What’s more, while the NFL and NHL players competed for this perverse honour, the future players of the leagues were watching those shows and joining the cult of “the big hit”. These children looked up to the pros, as most young children are wont to do, and celebrated those hits, wanting to emulate their heroes. In addition, many coaches at all levels of either game were supporting these dangerous hits. These hits were simply seen as a part of football and hockey culture. When the opportunity presented itself, a player was supposed to go for the head. In a recent interview with GQ Magazine, James Harrison, the often-fined linebacker of the NFL’s Pittsburgh Steelers, claimed, “That’s what we’re told by coach… ‘blow through the guy, not to him’. When the fines came down he said, ‘Don’t change a damn thing. You’re doing it the way we do it on this team.’”

Now, each league is desperately trying to change the rules and, consequently, their culture. They want to kill the monster they created, and the players, as well as staunch traditionalists, are having a hard time coping. The players are struggling to balance competitiveness with safety. There have been instances in both sports where players have passed up tackles or checks in an apparent decision to avoid a penalty or fine, while, in other cases, players are upset with calls being made on hits that they think are normal or just ‘part of the game.’ Overall, it seems like the real issue is inconsistency when it comes to calls: some hits get fines while others don’t, and the players are acting out.

Brooks Laich, a forward for the NHL’s Washington Capitals, recently claimed that he doesn’t “care about all that [concussion] awareness crap…This is what we love to do, guys love to play, they love to compete… How can you take that away from somebody?… We accept that there are going to be dangers when we play this game…sometimes it feels as if we’re being babysat a little too much.” The old guard of each sport cry out against what they perceive as the ‘wuss-ification’ of the league. Don Cherry’s first “Coach’s Corner” segment of the season played a highlight reel of crushing hits by former NHL star Scott Stevens, and Cherry asked how many games he would be suspended in with today’s new rules. As the clips rolled, Cherry ranted, “Hall of Famer, we used to love this guy, we used to say ‘what a hitter’… How many games would you give him for this [hit]? Enjoy this folks, because you’re never ever gonna see it again. Never… It’s ridiculous, what they’ve done. The players will not hit. Guaranteed!” This profusion of passionate admiration came in a response to clips of hits that left the opposing players lying on the ice, dazed, and, most likely, concussed. In fact, one of the clips showed a hit that ended the career of the recipient.

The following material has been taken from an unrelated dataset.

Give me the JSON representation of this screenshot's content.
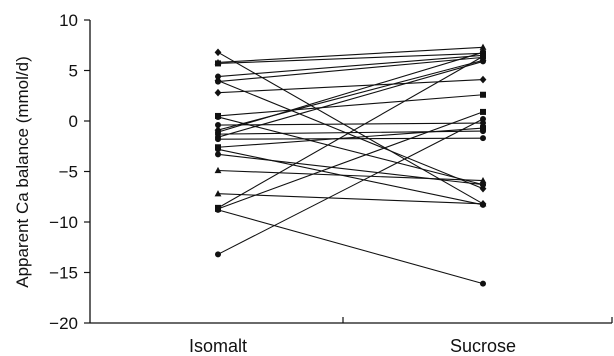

He’s right, though, about one thing: the fans and both leagues were in full support of dangerous hits, creating a big hit fetish that was instilled into the players’ psyche. They’ve now turned their back on hits because of the pressure they receive in today’s hyper-aware, safety conscious culture. Right now, the players are struggling to adapt to the limits that have been put on their style of play and the way they were trained to play the game. The NHL and NFL will continue to fight these issues, but they won’t be wiped out of the game for quite some time, at least not until the first generation of players who have grown up in this new, safety conscious reality reach the pros.